All of these components combine to give you your total case mix adjusted per diem payment. The exact calculation for this is fairly complex and your EHR should help with that. Rather than just being in a therapy RUG or a nursing RUG, you can have a score in each of those components. Even if you aren’t receiving therapy right now, you still have a score based on the condition. This is a big shift.

How should skilled nursing organizations prepare for RCS-1? Can they?


Well, to start with, without the final rule and the date being pushed, I’m worried that organizations are going to put off preparation for RCS-1. But, what we do have now are the MDS adjustments. So we know how they are going to calculate it. On October 1, we will be filling out the MDS and the data will be collected. We should have more information on the rule soon.

Organizations need to look at these calculations and understand how it will impact them. There are calculators available to get an idea of how the RCS-1 changes will affect you. There will be some winners and there will be some losers. Think it through.

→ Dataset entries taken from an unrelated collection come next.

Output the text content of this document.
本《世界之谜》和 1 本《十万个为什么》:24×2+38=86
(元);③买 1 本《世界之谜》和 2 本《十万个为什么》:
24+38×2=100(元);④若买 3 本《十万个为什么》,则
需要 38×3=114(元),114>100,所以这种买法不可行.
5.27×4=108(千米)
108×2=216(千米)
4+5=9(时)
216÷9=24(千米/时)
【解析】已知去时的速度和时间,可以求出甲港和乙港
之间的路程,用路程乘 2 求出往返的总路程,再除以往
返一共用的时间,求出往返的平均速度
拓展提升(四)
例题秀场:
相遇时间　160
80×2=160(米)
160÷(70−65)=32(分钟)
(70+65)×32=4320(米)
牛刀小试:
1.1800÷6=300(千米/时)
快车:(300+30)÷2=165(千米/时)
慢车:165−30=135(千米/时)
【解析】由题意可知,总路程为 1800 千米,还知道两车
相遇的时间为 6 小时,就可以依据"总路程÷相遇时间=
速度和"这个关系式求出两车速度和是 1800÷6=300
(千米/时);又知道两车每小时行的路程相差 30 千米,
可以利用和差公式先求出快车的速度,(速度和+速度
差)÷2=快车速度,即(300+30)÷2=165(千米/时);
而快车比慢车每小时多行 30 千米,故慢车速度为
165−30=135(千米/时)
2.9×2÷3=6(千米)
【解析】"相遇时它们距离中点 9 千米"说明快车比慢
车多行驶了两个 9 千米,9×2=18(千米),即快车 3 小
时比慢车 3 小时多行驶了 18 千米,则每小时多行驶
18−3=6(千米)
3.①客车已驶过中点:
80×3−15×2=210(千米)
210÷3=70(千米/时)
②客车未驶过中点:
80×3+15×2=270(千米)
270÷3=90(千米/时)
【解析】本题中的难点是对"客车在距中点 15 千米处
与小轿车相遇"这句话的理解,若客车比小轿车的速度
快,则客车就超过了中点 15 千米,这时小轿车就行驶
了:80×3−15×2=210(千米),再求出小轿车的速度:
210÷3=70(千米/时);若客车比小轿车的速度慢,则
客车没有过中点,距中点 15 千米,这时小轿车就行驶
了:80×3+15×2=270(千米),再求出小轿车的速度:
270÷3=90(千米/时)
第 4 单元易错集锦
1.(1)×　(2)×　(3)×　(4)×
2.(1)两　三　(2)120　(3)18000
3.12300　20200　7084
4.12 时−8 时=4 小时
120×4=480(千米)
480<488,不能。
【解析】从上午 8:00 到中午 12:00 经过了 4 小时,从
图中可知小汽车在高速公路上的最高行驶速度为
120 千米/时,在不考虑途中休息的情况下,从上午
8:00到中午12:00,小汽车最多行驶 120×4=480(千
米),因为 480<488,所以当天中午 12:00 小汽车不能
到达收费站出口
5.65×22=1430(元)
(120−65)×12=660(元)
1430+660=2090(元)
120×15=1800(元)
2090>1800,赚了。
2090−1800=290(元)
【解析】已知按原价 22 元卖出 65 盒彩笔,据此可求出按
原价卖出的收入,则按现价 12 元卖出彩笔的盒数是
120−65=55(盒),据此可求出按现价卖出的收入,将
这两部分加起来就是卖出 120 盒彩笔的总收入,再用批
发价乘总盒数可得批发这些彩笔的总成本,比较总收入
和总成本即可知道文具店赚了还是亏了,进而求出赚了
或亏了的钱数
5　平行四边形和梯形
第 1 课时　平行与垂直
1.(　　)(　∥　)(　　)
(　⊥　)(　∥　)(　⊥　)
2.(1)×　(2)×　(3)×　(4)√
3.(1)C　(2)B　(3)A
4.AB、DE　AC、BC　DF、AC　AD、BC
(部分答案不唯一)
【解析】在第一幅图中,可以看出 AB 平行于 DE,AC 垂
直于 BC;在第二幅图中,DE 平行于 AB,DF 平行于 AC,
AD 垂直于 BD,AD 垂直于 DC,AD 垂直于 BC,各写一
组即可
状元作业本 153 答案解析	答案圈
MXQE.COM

How will this impact the implementation of services? How will it affect your delivery of therapy?

The biggest change is going to be to the therapy department, I think everyone understands that. In the past, they never promoted the use of group or concurrent therapy. Now, that’s going to be emphasized. How can you be efficient at delivering the same quality of care you delivered before?

Also, I talk to a lot of organizations now that are ramping up to take a higher clinical acuity residents. But, you can’t expect nurses who have been taking a slower pace long-term care resident to just be able to take care of higher acuity residents. You need to be able to implement infrastructure that can help your staff, tools and facility layout to help prepare you for a higher level of care you want to provide.